Tuesday, March 20, 2012
Tuya's Marriage (2006)
Tuya's Marriage (dir. Wang Quan'an) is a visually striking film set in the mongolian countryside. Don't be fooled to think that the film is an expression of totalitarian pomp because it is a Chinese production. Tuya's husband is injured. Tuya is a shephered and right from the start, we are given the impression that she is tough. After hurting her back in an accident, Tuya makes a decision: she has to find a new husband who can take care of her, the other husband and their children. The rest of the film depict Tuya's suitors - there are plenty of them. Don't expect a romantic comedy. Be prepared for an ethnographic exploration of a milieu - hard labor, the steppe, gender roles, quietly absurd scenes. The virtue of Tuya's marriage is that it makes no attempt to make the mongolian countryside look exotic.
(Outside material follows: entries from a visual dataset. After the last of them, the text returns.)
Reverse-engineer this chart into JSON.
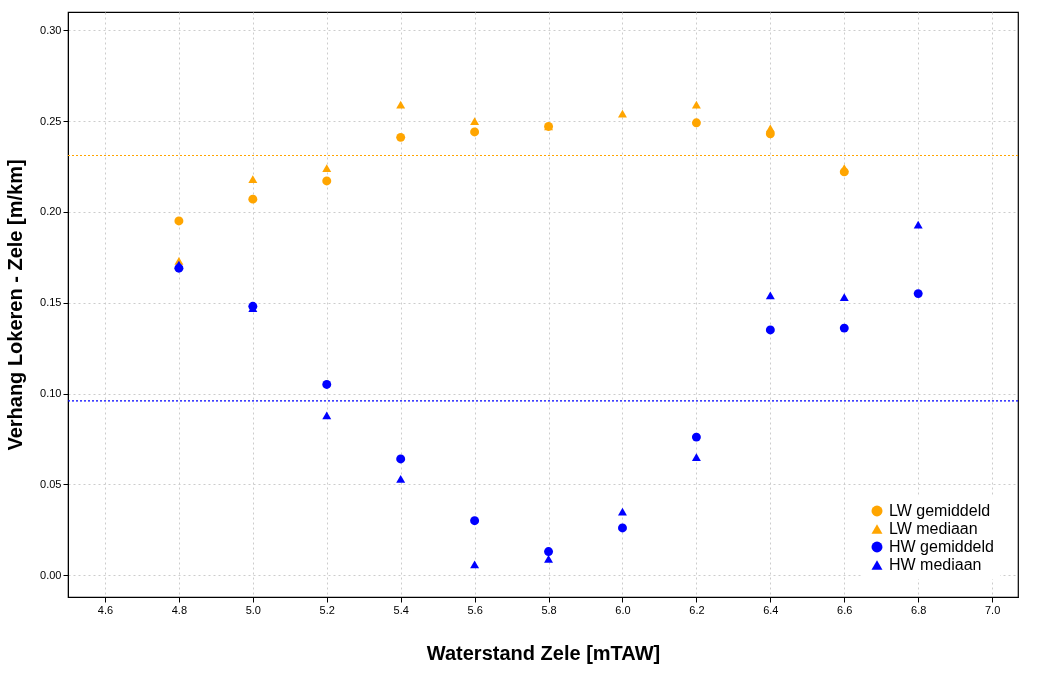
{
  "chart_data": {
    "type": "scatter",
    "xlabel": "Waterstand Zele [mTAW]",
    "ylabel": "Verhang Lokeren - Zele [m/km]",
    "xlim": [
      4.5,
      7.07
    ],
    "ylim": [
      -0.012,
      0.31
    ],
    "xticks": [
      {
        "value": 4.6,
        "label": "4.6"
      },
      {
        "value": 4.8,
        "label": "4.8"
      },
      {
        "value": 5.0,
        "label": "5.0"
      },
      {
        "value": 5.2,
        "label": "5.2"
      },
      {
        "value": 5.4,
        "label": "5.4"
      },
      {
        "value": 5.6,
        "label": "5.6"
      },
      {
        "value": 5.8,
        "label": "5.8"
      },
      {
        "value": 6.0,
        "label": "6.0"
      },
      {
        "value": 6.2,
        "label": "6.2"
      },
      {
        "value": 6.4,
        "label": "6.4"
      },
      {
        "value": 6.6,
        "label": "6.6"
      },
      {
        "value": 6.8,
        "label": "6.8"
      },
      {
        "value": 7.0,
        "label": "7.0"
      }
    ],
    "yticks": [
      {
        "value": 0,
        "label": "0.00"
      },
      {
        "value": 0.05,
        "label": "0.05"
      },
      {
        "value": 0.1,
        "label": "0.10"
      },
      {
        "value": 0.15,
        "label": "0.15"
      },
      {
        "value": 0.2,
        "label": "0.20"
      },
      {
        "value": 0.25,
        "label": "0.25"
      },
      {
        "value": 0.3,
        "label": "0.30"
      }
    ],
    "grid": true,
    "legend": "bottom right",
    "series": [
      {
        "name": "LW gemiddeld",
        "color": "#ffa500",
        "marker": "circle",
        "x": [
          4.8,
          5.0,
          5.2,
          5.4,
          5.6,
          5.8,
          6.0,
          6.2,
          6.4,
          6.6
        ],
        "values": [
          0.195,
          0.207,
          0.217,
          0.241,
          0.244,
          0.247,
          null,
          0.249,
          0.243,
          0.222
        ]
      },
      {
        "name": "LW mediaan",
        "color": "#ffa500",
        "marker": "triangle",
        "x": [
          4.8,
          5.0,
          5.2,
          5.4,
          5.6,
          5.8,
          6.0,
          6.2,
          6.4,
          6.6
        ],
        "values": [
          0.173,
          0.218,
          0.224,
          0.259,
          0.25,
          0.247,
          0.254,
          0.259,
          0.246,
          0.224
        ]
      },
      {
        "name": "HW gemiddeld",
        "color": "#0000ff",
        "marker": "circle",
        "x": [
          4.8,
          5.0,
          5.2,
          5.4,
          5.6,
          5.8,
          6.0,
          6.2,
          6.4,
          6.6,
          6.8
        ],
        "values": [
          0.169,
          0.148,
          0.105,
          0.064,
          0.03,
          0.013,
          0.026,
          0.076,
          0.135,
          0.136,
          0.155
        ]
      },
      {
        "name": "HW mediaan",
        "color": "#0000ff",
        "marker": "triangle",
        "x": [
          4.8,
          5.0,
          5.2,
          5.4,
          5.6,
          5.8,
          6.0,
          6.2,
          6.4,
          6.6,
          6.8
        ],
        "values": [
          0.171,
          0.147,
          0.088,
          0.053,
          0.006,
          0.009,
          0.035,
          0.065,
          0.154,
          0.153,
          0.193
        ]
      }
    ],
    "ref_lines": [
      {
        "axis": "y",
        "value": 0.231,
        "color": "#ffa500",
        "line_style": "dotted"
      },
      {
        "axis": "y",
        "value": 0.096,
        "color": "#0000ff",
        "line_style": "dotted"
      }
    ]
  }
}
A few times, I thought that the film could just as well have taken place on my parents' island. The film's beauty is not of the grandiose kind. The film, instead, captures the beauty of everyday life, without sentimentalizing the barren steppe. I was also happy to see that Tuya's loyalty to her husband is not depicted as the loyalty of a Woman; she is just a human being who won't let her friend wither away in some anonymous place. Tuya is not reduced into the gloriously laborious Strong Woman. She might be brave, but she is also angry, sad, bitter.